Upon returning home, my friends in "real life" have constantly remarked on my difference--apparently I look different, act differently, move differently and even sound different. I think that the México experience was one of those Moses-on-the-mountain experiences--an experience that changes you so much that it cannot help but be manifested physically as well. Of course, these "changes" are a result of many things ocurring in my life, the Fulbright trip being the latest in a series of dramatic events. Still, it has changed me fundamentally and it's exciting to see how it is being played out in my life. I have an even more pro-diversity outlook on life (which is slightly political in nature and deserves its own, separate post), I've been cooking, trying valiantly to recreate the dishes I loved in México (with varying degrees of success) and, of course, my Spanish has improved dramatically--although I find that it's not really as if I know a whole lot more words; I'm just less afraid to try and use them.

In fact, being less afraid is probably the most important thing I've taken with me from this trip. I remember an instance of this, when I was standing on the beach in Mazatlán and found myself suddenly terrified of the ocean.

I'd been dreaming of the beach since the beginning of the trip, and there I was, facing the ocean and a magnificent puesta del sol, and I wouldn't move. The waves were so loud and all I could think about was that there was water as far as I could see, and I was afraid. Agustín remarked on the absurdity: already in the water, almost too far away for me to hear him, he called to me to join him ("It's not scary!"), but I couldn't.

How vast is the ocean! What an incredible opportunity, what wonderful possibilities there are! It could take me someplace amazing! Or, I could drown. Isn't this how life is, though? Aren't we often at some juncture in our lives, when we have a choice to stand and watch everything or to jump in, even if we don't know what "jumping in" will mean for us?

Yet some would argue that even the experience of drowning is better than no experience at all. After a few minutes, I joined Agustín in the water. I had a great time even though I got washed away a few times.

For much of my life, I lived with that "fear of drowning--" the idea that it's better to play it safe than to risk failure or embarrassment. Somehow, in México, most of the time that fear eluded me. My desire to experience everything was stronger than my fear, and even when things seemed scary I tried them anyway. It was probably because each day I woke up hyper-vigilant, reveling in every moment, aware that every second was a once-in-a-lifetime experience.

I wonder how much better my life would be if I lived every day like that--if I remembered that each day is its own and that it's to be lived as fully as possible? Of course, the mundanity of my daily American life pales in comparison to the vibrance that was Mexico, but maybe my life would be more vibrant if I had less fear!

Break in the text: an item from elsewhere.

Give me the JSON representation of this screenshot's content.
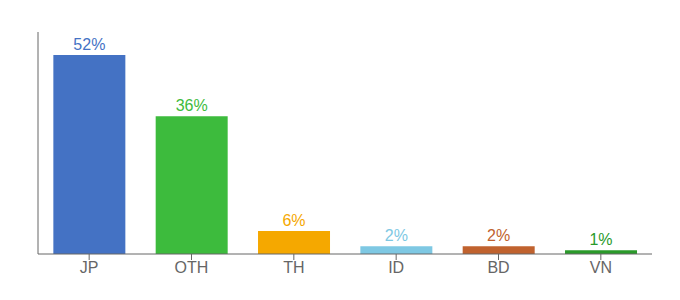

I was heartbroken at the end of our trip. I'm still embarrassed about being the person who cried the most at the airport. I remember getting out of the cab, and walking through the door of my little apartment and bursting into tears (again). Suddenly being alone was so shocking to me. I was sad at having to leave my new best friends and my newly adopted pais.

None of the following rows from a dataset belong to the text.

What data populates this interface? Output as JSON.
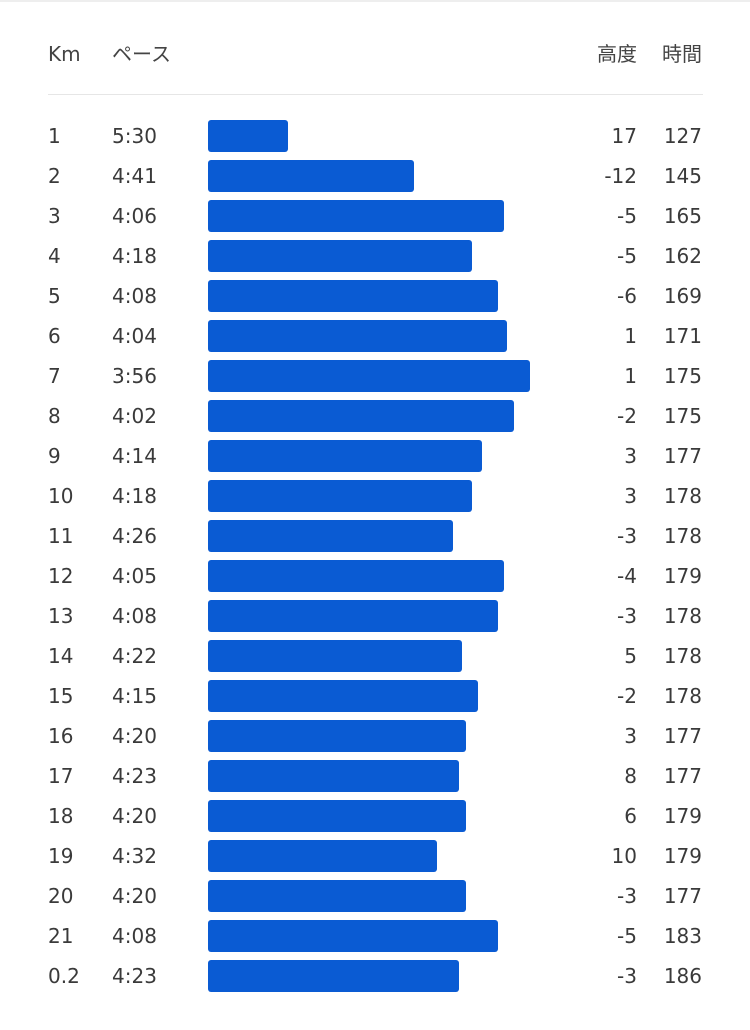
{
  "header": {
    "km": "Km",
    "pace": "ペース",
    "elevation": "高度",
    "heart_rate": "時間"
  },
  "colors": {
    "bar": "#0a5bd3"
  },
  "splits": [
    {
      "km": "1",
      "pace": "5:30",
      "elevation": "17",
      "heart_rate": "127",
      "bar_fraction": 0.248
    },
    {
      "km": "2",
      "pace": "4:41",
      "elevation": "-12",
      "heart_rate": "145",
      "bar_fraction": 0.64
    },
    {
      "km": "3",
      "pace": "4:06",
      "elevation": "-5",
      "heart_rate": "165",
      "bar_fraction": 0.919
    },
    {
      "km": "4",
      "pace": "4:18",
      "elevation": "-5",
      "heart_rate": "162",
      "bar_fraction": 0.82
    },
    {
      "km": "5",
      "pace": "4:08",
      "elevation": "-6",
      "heart_rate": "169",
      "bar_fraction": 0.901
    },
    {
      "km": "6",
      "pace": "4:04",
      "elevation": "1",
      "heart_rate": "171",
      "bar_fraction": 0.929
    },
    {
      "km": "7",
      "pace": "3:56",
      "elevation": "1",
      "heart_rate": "175",
      "bar_fraction": 1.0
    },
    {
      "km": "8",
      "pace": "4:02",
      "elevation": "-2",
      "heart_rate": "175",
      "bar_fraction": 0.95
    },
    {
      "km": "9",
      "pace": "4:14",
      "elevation": "3",
      "heart_rate": "177",
      "bar_fraction": 0.85
    },
    {
      "km": "10",
      "pace": "4:18",
      "elevation": "3",
      "heart_rate": "178",
      "bar_fraction": 0.82
    },
    {
      "km": "11",
      "pace": "4:26",
      "elevation": "-3",
      "heart_rate": "178",
      "bar_fraction": 0.761
    },
    {
      "km": "12",
      "pace": "4:05",
      "elevation": "-4",
      "heart_rate": "179",
      "bar_fraction": 0.919
    },
    {
      "km": "13",
      "pace": "4:08",
      "elevation": "-3",
      "heart_rate": "178",
      "bar_fraction": 0.901
    },
    {
      "km": "14",
      "pace": "4:22",
      "elevation": "5",
      "heart_rate": "178",
      "bar_fraction": 0.789
    },
    {
      "km": "15",
      "pace": "4:15",
      "elevation": "-2",
      "heart_rate": "178",
      "bar_fraction": 0.839
    },
    {
      "km": "16",
      "pace": "4:20",
      "elevation": "3",
      "heart_rate": "177",
      "bar_fraction": 0.801
    },
    {
      "km": "17",
      "pace": "4:23",
      "elevation": "8",
      "heart_rate": "177",
      "bar_fraction": 0.78
    },
    {
      "km": "18",
      "pace": "4:20",
      "elevation": "6",
      "heart_rate": "179",
      "bar_fraction": 0.801
    },
    {
      "km": "19",
      "pace": "4:32",
      "elevation": "10",
      "heart_rate": "179",
      "bar_fraction": 0.711
    },
    {
      "km": "20",
      "pace": "4:20",
      "elevation": "-3",
      "heart_rate": "177",
      "bar_fraction": 0.801
    },
    {
      "km": "21",
      "pace": "4:08",
      "elevation": "-5",
      "heart_rate": "183",
      "bar_fraction": 0.901
    },
    {
      "km": "0.2",
      "pace": "4:23",
      "elevation": "-3",
      "heart_rate": "186",
      "bar_fraction": 0.78
    }
  ]
}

Of course, I didn't have to be sad for long--two months on, my memories are still vivid, and I am thrilled that all of us continue to communicate & cultivate friendships. I've even been blessed enough to be reunited with a few of my new Fulbright friends which has made me feel so much better! Clearly, we all share something unique and incredible, and our experience has not ended. In fact, the spirit of Fulbright didn't die when we left México--it lives on, through our pictures and our words; through our lives and our new friendships. Fulbright lives--¡Viva México!